她的力道拿捏得恰到好處,軸沒馬上斷掉,而是在玩了一圈之後,下一把洗牌時才斷掉。
刀疤六說:“機器壞了,我們換個房間。”
梅姐說:“換什麼換,手麻吧。唉我說,你們的機器不會有問題吧?”
“機器能有什麼問題?” 刀疤六看了一眼小平頭,見小平頭點頭,便說,“手麻就手麻。”
於是,四個人開始手麻。
這一下,梅姐就得到了施展才華的機會。
李沐塵不懂千術,但他的眼力在,能看出梅姐是用手法在碼牌。
從手麻開始,他和梅姐的牌就好了起來。
很明顯,對面的小平頭也是個老千,他也會碼牌,也會換牌,不過手法比梅姐要差很多,至少手速差了不少。
不過,他和梅姐還是輸多贏少。
李沐塵知道,梅姐是故意的。
這是他們事先說好的計劃。
很快,帶來的五十萬已經輸了一半。
梅姐把牌一摔,說:“不玩了,手氣太差了。”
刀疤六說:“這就不玩了?你剛才不是說錢輸光了才算嗎?”
梅姐說:“一會兒還要去看店呢。”
刀疤六冷笑道:“你店上都貼著暫停營業的告示,你騙誰呢?”
“呵,看來你今天是吃定我了,連我店裡營不營業都知道。”
“別說那麼難聽,就是玩玩嘛!”刀疤六說到玩,臉上露出淫笑。
“玩什麼玩,老孃哪有那麼空!反正麻將我是不搓了,要麼爽快點,一把定輸贏,輸了老孃光屁股走人。”
“這可是你說的,輸了要光屁股!”刀疤六哈哈大笑。
梅姐說:“老孃說話算話。”
“怎麼一把定輸贏?”刀疤六問道。
梅姐指著桌上的牌說:“我們一家抓十四張牌,看誰胡得大。”
刀疤六似乎有點忌諱,說:“梅姐,我知道你手快,你會換牌。”
“草,誰換牌了?你看到我換牌了?老孃要是會換牌,能輸那麼多給你?”
梅姐發了飆,像極了一個輸瘋了的潑婦。
刀疤六說:“行,那就一把定輸贏,反正你也沒多少錢了。”
“誰說沒錢了?”梅姐從包裡拿出一張銀行卡,說:“這卡上有五百萬,你這裡不會不能刷卡吧?”

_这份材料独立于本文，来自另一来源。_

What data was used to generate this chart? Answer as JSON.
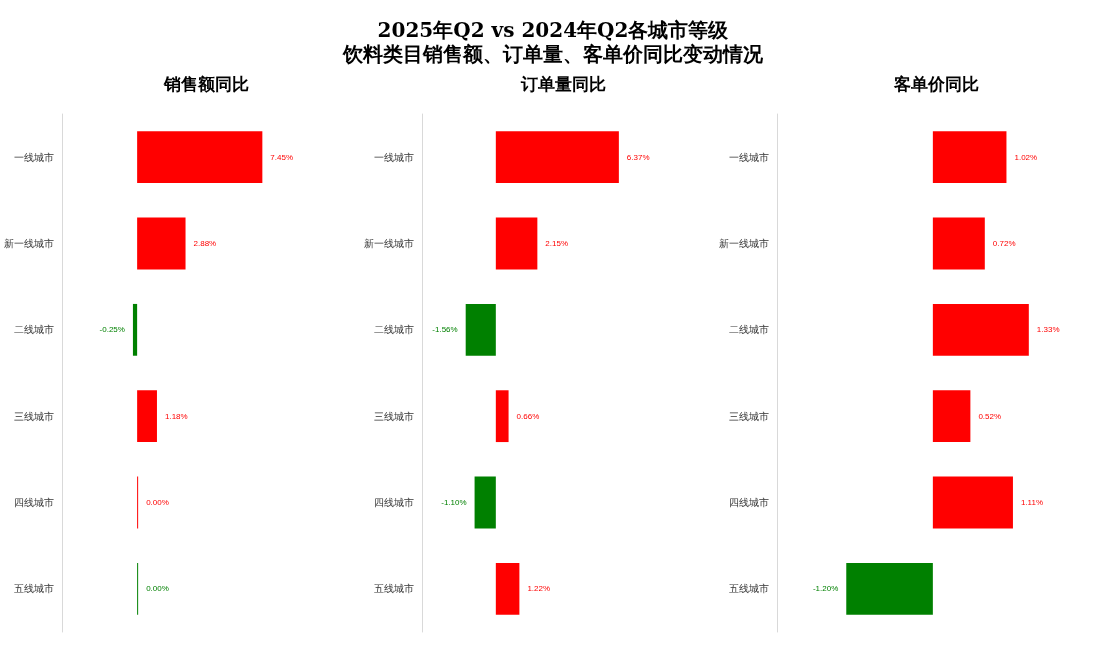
{
  "chart_data": [
    {
      "type": "bar",
      "orientation": "horizontal",
      "xlabel": "销售额同比",
      "categories": [
        "一线城市",
        "新一线城市",
        "二线城市",
        "三线城市",
        "四线城市",
        "五线城市"
      ],
      "values": [
        7.45,
        2.88,
        -0.25,
        1.18,
        0,
        0
      ],
      "colors": [
        "#ff0000",
        "#ff0000",
        "#008000",
        "#ff0000",
        "#ff0000",
        "#008000"
      ],
      "value_labels": [
        "7.45%",
        "2.88%",
        "-0.25%",
        "1.18%",
        "0.00%",
        "0.00%"
      ]
    },
    {
      "type": "bar",
      "orientation": "horizontal",
      "title": "2025年Q2 vs 2024年Q2各城市等级",
      "subtitle": "饮料类目销售额、订单量、客单价同比变动情况",
      "xlabel": "订单量同比",
      "categories": [
        "一线城市",
        "新一线城市",
        "二线城市",
        "三线城市",
        "四线城市",
        "五线城市"
      ],
      "values": [
        6.37,
        2.15,
        -1.56,
        0.66,
        -1.1,
        1.22
      ],
      "colors": [
        "#ff0000",
        "#ff0000",
        "#008000",
        "#ff0000",
        "#008000",
        "#ff0000"
      ],
      "value_labels": [
        "6.37%",
        "2.15%",
        "-1.56%",
        "0.66%",
        "-1.10%",
        "1.22%"
      ]
    },
    {
      "type": "bar",
      "orientation": "horizontal",
      "xlabel": "客单价同比",
      "categories": [
        "一线城市",
        "新一线城市",
        "二线城市",
        "三线城市",
        "四线城市",
        "五线城市"
      ],
      "values": [
        1.02,
        0.72,
        1.33,
        0.52,
        1.11,
        -1.2
      ],
      "colors": [
        "#ff0000",
        "#ff0000",
        "#ff0000",
        "#ff0000",
        "#ff0000",
        "#008000"
      ],
      "value_labels": [
        "1.02%",
        "0.72%",
        "1.33%",
        "0.52%",
        "1.11%",
        "-1.20%"
      ]
    }
  ]
}
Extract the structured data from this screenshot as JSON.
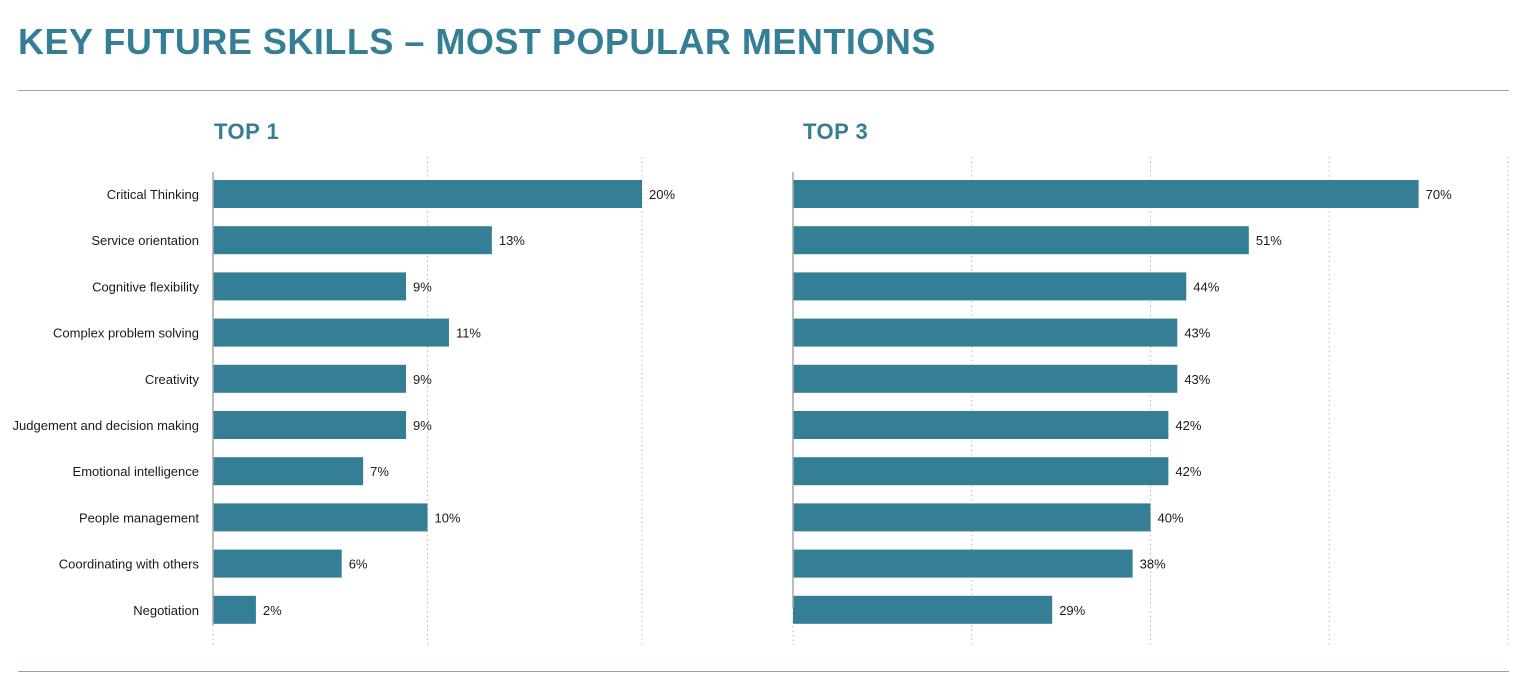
{
  "page": {
    "title": "KEY FUTURE SKILLS – MOST POPULAR MENTIONS"
  },
  "colors": {
    "accent": "#357f96",
    "bar": "#357f96",
    "gridline": "#b9b9b9",
    "axis": "#a6a6a6",
    "rule": "#8aa9b5"
  },
  "chart_data": [
    {
      "type": "bar",
      "orientation": "horizontal",
      "title": "TOP 1",
      "categories": [
        "Critical Thinking",
        "Service orientation",
        "Cognitive flexibility",
        "Complex problem solving",
        "Creativity",
        "Judgement and decision making",
        "Emotional intelligence",
        "People management",
        "Coordinating with others",
        "Negotiation"
      ],
      "values": [
        20,
        13,
        9,
        11,
        9,
        9,
        7,
        10,
        6,
        2
      ],
      "data_labels": [
        "20%",
        "13%",
        "9%",
        "11%",
        "9%",
        "9%",
        "7%",
        "10%",
        "6%",
        "2%"
      ],
      "xlim": [
        0,
        20
      ],
      "grid": true,
      "grid_style": "dotted",
      "grid_step": 10
    },
    {
      "type": "bar",
      "orientation": "horizontal",
      "title": "TOP 3",
      "categories": [
        "Critical Thinking",
        "Service orientation",
        "Cognitive flexibility",
        "Complex problem solving",
        "Creativity",
        "Judgement and decision making",
        "Emotional intelligence",
        "People management",
        "Coordinating with others",
        "Negotiation"
      ],
      "values": [
        70,
        51,
        44,
        43,
        43,
        42,
        42,
        40,
        38,
        29
      ],
      "data_labels": [
        "70%",
        "51%",
        "44%",
        "43%",
        "43%",
        "42%",
        "42%",
        "40%",
        "38%",
        "29%"
      ],
      "xlim": [
        0,
        80
      ],
      "grid": true,
      "grid_style": "dotted",
      "grid_step": 20
    }
  ]
}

刀疤六先是一愣,繼而獨眼露出貪婪之色,大喜道:“當然可以,你想刷多少?”
梅姐說:“既然是一把定輸贏,當然是一次刷完。”
刀疤六眉頭一皺,顯得有點猶豫。
五百萬可不是小數目,而且他也擔心這裡面有詐。
“怎麼,怕我詐你?”梅姐冷笑一聲,“不敢賭就算了,小李,咱們走。”
“等等!”
刀疤六當然不肯就這麼放他們走。
今天他是錢也要拿,仇也要報。
他看了一眼小平頭。
小平頭朝他微微點頭,臉上充滿了自信。
“賭就賭!刷卡吧。”
讓人拿來刷卡機。
梅姐卻不刷,說:“我總得先見到這麼多錢,才能刷卡吧,誰知道你這裡有沒有這麼多現金。”
刀疤六一時當然拿不出這麼多現金,說:“我這裡現金只有兩百來萬,要麼你先刷兩百萬。”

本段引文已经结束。